Terlebih lagi, itu untuk pertama kalinya tim NASA menggunakan kamera polarisasi yang bisa memisahkan elektron di korona dengan partikel lainnya. Namun, Gopalswamy senang kamera bisa bekerja dengan baik. Untuk itu, kamera akan diuji lagi pada GMT 21 Agustus 2017 yang akan melintasi seluruh daratan AS.
Demikian pula tim Lapan. Meski data saintifik gerhana kali ini tidak banyak didapat, pengolahan data yang akan dilakukan masih bisa menghasilkan sesuatu yang bermakna bagi ilmu pengetahuan. ”Lapan pun ingin bisa mengamati GMT di AS tahun depan. Apalagi, kerja sama Lapan dengan NASA sudah terjalin baik,” kata Sungging.
Meski demikian, ada satu hal yang berhasil dibuktikan tim Lapan dan NASA dari gerhana kali ini. Korona yang sempat diambil citranya menunjukkan bentuk simetrik. Korona di bagian utara dan selatan Matahari memang lebih pendek dibandingkan di bagian timur dan barat.

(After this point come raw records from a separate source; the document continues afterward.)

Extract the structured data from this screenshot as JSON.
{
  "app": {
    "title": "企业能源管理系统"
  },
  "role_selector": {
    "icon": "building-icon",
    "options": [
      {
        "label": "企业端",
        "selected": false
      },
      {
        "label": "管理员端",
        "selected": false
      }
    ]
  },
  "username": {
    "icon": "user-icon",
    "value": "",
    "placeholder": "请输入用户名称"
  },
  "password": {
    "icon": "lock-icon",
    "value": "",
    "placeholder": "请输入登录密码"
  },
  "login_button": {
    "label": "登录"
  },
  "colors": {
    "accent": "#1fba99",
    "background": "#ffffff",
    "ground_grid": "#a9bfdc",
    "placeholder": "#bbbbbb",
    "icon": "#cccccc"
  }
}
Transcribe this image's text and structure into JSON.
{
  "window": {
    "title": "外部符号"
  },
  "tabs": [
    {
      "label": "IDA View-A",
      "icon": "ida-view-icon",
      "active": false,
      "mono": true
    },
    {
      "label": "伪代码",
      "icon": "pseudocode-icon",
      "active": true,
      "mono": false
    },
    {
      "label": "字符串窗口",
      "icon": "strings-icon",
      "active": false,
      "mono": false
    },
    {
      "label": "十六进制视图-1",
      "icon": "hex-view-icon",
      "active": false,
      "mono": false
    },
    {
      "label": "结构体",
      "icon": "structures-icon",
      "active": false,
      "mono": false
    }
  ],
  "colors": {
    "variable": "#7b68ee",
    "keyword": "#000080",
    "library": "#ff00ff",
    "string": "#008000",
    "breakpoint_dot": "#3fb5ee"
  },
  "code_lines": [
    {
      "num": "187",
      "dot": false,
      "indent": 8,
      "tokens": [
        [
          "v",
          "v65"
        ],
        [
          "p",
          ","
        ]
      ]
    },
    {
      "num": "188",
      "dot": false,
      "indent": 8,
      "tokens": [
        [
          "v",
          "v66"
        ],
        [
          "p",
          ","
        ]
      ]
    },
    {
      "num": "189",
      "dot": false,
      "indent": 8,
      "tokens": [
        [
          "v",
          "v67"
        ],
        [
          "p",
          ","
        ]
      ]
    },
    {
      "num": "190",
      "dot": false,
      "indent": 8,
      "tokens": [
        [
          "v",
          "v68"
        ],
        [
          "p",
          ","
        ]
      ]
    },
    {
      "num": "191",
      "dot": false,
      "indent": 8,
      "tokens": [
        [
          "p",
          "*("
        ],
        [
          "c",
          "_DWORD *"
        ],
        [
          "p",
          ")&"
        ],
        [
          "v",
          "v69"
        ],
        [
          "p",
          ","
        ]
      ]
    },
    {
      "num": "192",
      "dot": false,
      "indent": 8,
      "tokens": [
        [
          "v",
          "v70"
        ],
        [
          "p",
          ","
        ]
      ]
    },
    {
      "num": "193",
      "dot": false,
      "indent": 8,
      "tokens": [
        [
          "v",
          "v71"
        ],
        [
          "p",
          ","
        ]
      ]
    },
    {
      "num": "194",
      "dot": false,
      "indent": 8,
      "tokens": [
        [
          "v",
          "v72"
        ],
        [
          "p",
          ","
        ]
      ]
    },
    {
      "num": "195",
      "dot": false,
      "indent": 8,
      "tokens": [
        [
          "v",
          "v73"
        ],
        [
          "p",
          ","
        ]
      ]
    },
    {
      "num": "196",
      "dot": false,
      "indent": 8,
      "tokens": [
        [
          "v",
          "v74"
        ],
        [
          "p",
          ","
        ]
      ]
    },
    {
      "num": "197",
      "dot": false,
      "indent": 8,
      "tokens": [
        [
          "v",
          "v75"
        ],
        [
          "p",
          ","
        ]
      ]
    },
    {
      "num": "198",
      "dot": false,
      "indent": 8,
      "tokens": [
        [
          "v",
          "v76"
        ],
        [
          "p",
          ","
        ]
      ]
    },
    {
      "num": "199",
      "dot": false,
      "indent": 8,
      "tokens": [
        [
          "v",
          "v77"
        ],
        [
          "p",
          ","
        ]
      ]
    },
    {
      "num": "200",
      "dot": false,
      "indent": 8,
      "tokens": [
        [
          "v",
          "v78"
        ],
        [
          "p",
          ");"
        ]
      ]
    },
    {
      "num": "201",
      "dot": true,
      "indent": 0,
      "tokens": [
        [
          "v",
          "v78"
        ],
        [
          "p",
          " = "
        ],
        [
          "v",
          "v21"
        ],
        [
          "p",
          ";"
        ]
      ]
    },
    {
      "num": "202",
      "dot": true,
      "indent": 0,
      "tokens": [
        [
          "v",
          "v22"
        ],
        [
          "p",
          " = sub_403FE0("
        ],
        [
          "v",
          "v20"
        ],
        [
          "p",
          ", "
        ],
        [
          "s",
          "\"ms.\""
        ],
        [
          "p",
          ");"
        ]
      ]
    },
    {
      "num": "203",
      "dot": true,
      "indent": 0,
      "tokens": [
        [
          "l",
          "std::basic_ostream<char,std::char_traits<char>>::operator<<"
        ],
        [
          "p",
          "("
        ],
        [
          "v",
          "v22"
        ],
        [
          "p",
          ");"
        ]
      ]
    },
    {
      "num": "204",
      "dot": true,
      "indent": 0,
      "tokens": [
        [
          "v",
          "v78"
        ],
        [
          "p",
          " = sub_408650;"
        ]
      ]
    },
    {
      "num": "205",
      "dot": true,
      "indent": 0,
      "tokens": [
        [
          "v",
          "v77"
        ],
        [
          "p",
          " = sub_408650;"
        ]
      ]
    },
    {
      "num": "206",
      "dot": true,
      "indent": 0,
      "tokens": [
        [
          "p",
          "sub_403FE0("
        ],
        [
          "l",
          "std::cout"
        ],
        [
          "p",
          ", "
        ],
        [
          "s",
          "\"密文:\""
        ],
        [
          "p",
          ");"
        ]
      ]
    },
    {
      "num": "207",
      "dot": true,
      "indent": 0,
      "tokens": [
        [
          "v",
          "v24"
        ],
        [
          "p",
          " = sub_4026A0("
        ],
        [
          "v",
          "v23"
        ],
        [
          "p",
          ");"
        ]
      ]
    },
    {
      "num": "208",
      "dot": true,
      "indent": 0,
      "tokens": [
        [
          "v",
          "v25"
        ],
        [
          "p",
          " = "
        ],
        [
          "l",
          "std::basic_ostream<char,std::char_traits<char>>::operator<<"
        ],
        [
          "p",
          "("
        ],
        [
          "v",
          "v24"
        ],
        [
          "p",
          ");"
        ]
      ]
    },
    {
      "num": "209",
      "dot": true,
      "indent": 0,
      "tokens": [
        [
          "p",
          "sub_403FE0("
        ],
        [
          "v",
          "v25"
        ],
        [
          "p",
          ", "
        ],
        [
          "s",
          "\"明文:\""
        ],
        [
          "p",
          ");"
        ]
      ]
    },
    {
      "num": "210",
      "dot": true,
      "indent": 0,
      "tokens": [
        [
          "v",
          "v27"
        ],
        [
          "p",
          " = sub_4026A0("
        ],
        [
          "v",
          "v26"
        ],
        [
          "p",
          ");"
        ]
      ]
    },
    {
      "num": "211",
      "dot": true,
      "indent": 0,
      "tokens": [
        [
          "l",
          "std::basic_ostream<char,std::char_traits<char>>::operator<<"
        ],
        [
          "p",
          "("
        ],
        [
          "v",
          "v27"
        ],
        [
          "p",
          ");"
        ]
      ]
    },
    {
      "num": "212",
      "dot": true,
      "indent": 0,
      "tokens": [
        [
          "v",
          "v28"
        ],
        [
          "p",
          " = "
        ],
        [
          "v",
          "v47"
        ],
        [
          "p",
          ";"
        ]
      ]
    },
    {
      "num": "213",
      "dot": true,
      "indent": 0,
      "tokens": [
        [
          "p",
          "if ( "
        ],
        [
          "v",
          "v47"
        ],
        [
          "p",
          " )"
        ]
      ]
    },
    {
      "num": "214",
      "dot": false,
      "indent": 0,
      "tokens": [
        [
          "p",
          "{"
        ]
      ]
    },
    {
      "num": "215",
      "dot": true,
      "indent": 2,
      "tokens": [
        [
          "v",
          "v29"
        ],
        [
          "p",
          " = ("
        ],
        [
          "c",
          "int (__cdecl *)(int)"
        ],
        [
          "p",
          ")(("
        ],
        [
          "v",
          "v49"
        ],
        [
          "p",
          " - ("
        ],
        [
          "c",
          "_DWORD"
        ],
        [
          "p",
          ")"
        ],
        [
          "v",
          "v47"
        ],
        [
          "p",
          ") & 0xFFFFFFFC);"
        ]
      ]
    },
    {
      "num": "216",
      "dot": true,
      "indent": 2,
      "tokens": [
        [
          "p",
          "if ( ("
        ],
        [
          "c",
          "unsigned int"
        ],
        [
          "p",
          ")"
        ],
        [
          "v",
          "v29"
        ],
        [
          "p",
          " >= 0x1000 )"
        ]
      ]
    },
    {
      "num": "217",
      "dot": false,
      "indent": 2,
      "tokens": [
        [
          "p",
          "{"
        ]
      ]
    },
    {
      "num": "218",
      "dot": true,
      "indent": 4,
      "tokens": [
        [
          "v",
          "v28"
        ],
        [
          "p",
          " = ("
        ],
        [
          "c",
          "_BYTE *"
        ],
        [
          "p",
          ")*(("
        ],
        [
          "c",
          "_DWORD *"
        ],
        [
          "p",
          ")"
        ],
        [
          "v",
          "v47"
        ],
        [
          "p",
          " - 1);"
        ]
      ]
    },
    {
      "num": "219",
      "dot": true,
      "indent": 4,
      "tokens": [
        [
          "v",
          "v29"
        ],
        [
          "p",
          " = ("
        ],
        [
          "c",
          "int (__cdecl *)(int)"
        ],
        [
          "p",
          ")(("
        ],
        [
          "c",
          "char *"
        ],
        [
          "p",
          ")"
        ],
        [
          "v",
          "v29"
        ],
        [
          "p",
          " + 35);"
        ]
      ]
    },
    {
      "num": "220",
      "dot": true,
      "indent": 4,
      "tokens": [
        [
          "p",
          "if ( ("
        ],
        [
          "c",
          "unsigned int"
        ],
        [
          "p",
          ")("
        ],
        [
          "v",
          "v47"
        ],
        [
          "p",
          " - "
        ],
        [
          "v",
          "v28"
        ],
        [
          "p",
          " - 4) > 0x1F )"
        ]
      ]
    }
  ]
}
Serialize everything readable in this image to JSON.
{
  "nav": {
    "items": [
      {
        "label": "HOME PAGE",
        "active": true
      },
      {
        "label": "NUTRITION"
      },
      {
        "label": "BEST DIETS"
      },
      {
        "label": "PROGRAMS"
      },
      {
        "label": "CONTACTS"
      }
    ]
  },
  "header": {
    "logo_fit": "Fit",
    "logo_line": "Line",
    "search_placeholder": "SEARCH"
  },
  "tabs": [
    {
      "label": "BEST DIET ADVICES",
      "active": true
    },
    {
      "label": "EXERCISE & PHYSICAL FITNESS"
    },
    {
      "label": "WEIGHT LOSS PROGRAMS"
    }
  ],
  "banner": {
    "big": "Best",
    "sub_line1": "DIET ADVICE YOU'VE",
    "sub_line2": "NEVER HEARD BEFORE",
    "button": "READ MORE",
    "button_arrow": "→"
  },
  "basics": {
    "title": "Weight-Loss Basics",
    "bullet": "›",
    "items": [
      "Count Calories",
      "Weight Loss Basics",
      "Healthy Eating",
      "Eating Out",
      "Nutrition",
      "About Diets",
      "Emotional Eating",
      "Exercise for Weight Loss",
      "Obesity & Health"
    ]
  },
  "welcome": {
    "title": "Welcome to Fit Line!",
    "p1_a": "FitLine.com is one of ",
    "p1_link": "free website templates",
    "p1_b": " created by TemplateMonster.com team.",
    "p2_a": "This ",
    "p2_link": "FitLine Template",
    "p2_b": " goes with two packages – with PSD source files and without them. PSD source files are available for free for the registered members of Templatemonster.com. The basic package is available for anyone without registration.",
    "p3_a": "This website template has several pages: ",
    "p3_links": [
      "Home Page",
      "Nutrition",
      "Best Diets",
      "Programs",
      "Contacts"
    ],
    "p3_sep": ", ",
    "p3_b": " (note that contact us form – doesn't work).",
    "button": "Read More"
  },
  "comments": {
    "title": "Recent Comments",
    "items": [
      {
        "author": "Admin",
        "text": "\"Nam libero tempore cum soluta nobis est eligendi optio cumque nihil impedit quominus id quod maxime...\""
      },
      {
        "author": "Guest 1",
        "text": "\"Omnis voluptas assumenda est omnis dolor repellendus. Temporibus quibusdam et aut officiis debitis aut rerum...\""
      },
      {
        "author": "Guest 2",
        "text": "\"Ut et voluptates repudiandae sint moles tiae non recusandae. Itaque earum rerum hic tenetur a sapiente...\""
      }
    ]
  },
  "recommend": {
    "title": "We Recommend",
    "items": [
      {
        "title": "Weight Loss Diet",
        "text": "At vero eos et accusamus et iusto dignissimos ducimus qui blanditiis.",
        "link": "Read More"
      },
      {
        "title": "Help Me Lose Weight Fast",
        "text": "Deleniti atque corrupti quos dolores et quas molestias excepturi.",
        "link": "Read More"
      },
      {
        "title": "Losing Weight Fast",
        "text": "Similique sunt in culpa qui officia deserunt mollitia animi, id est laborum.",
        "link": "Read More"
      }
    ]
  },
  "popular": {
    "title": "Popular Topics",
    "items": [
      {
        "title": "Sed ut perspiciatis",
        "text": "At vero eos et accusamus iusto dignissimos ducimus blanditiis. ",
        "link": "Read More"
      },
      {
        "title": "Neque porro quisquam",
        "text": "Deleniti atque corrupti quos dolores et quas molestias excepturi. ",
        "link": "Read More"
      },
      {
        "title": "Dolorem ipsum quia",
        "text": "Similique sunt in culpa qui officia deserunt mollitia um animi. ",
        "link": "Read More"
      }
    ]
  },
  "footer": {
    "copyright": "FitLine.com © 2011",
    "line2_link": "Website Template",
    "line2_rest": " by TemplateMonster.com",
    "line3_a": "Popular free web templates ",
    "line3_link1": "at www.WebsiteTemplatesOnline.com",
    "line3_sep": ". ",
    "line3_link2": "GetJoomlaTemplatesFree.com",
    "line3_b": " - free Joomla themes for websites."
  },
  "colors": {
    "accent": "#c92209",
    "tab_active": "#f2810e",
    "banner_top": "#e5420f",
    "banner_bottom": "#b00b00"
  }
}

”Itu menunjukkan aktivitas Matahari sedang menuju penurunan dari maksimum menuju minimum,” kata Rhorom.
GMT 9 Maret 2016 memang sudah berlalu. Namun, pencarian para peneliti dan pemburu gerhana di mana pun tak pernah berujung. Matahari, sang bintang induk Tata Surya, masih menyimpan banyak misteri. Kegagalan satu kali gerhana bukan penghalang. Banyak gerhana lain yang bisa diteliti dan didatangi demi ilmu pengetahuan meski harus berjuang ekstra keras.